5 thoughts on “DNA and your pet

  1. So typical of a cat to be unconcerned about anything that might matter to us! She is a fine pet though and she is lucky to have you. Nice post!

  2. Love your post! What a cool idea, although I think I’ll have my own DNA tested before my dog’s.

  3. Mollie,

    What an interesting post! I never thought of getting DNA on my 20 year old calico cat. Before her, I had three litter-mate rescue cats. When I took them to the vet the first time at about 5 months, she told me they probably had different fathers. The mother had some Manx, judging by a stump of a tail which clearly wasn’t cut off. All the kittens had slightly different tails, from none to a full tail. When I asked the vet why she thought they had multiple fathers, she said they had very different face shapes and body shapes. She also said that as many males as possible will mate with a female in heat. The mother was a feral cat, who always had her kittens in the same garage, but hadn’t yet been caught by the rescue group. The litter after this, they finally caught her, which was how they verified the Manx tail. Finally, they had her spayed.

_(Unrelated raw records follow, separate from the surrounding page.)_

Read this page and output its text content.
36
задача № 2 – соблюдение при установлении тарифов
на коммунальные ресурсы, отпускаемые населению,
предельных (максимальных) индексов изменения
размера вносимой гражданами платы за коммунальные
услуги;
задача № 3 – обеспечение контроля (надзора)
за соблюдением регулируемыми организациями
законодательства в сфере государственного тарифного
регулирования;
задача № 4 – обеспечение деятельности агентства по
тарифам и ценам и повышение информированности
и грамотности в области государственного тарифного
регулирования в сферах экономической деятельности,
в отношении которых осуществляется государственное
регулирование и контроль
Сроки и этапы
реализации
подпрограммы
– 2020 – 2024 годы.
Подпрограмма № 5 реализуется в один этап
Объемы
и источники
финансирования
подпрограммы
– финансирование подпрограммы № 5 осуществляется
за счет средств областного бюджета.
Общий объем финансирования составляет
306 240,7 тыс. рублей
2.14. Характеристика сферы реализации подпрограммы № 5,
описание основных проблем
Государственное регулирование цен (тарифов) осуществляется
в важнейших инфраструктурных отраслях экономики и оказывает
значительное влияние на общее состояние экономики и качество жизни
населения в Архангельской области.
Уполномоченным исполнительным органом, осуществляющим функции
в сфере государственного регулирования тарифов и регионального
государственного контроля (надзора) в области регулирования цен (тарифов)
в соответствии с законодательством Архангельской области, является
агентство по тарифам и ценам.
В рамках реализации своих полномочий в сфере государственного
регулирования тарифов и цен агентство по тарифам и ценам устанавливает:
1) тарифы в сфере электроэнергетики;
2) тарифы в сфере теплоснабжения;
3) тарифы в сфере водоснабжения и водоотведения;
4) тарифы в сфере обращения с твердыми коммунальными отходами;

    Had I done DNA on the kittens, we could have checked out the vet’s supposition. The only male died of kidney disease at age 5, and the females tested positive for it. This was probably also genetic at that age. Both lived to past 16 on a special diet. The calico came to me at age 12 after having lived with the same person until then. What would I learn from doing DNA on her? All I know about her background is that she came from a farm. She now has multiple medical problems, but the (different) vet says all her issues are normal at her age. The vet also says that while calico is not really a breed, she’s only seen one male.

    Thanks for your article about a different kind of genealogy!


    1. Most interesting! We have two 4 month olds, one a tortie w/ a short flat coat, her sister a calico w/ much longer, softer fur, a curled tail, and hind legs longer than the front. Never saw this tail before, but somebody started breeding for this “American Ringtail” type a few years ago. Kinda wish the Shelter hadn’t spayed her! Named after 2 great ladies: Molly (Ivins) and (Dame) Maggie (Smith). My ability to find 4 leaf clovers, and for stray cats to find me, is inherited from my grandmother Merry Eliza Decker Sherwood, and the best photo of my father Eben is one of him holding a tiny kitten. Being nutty for cats is genetic!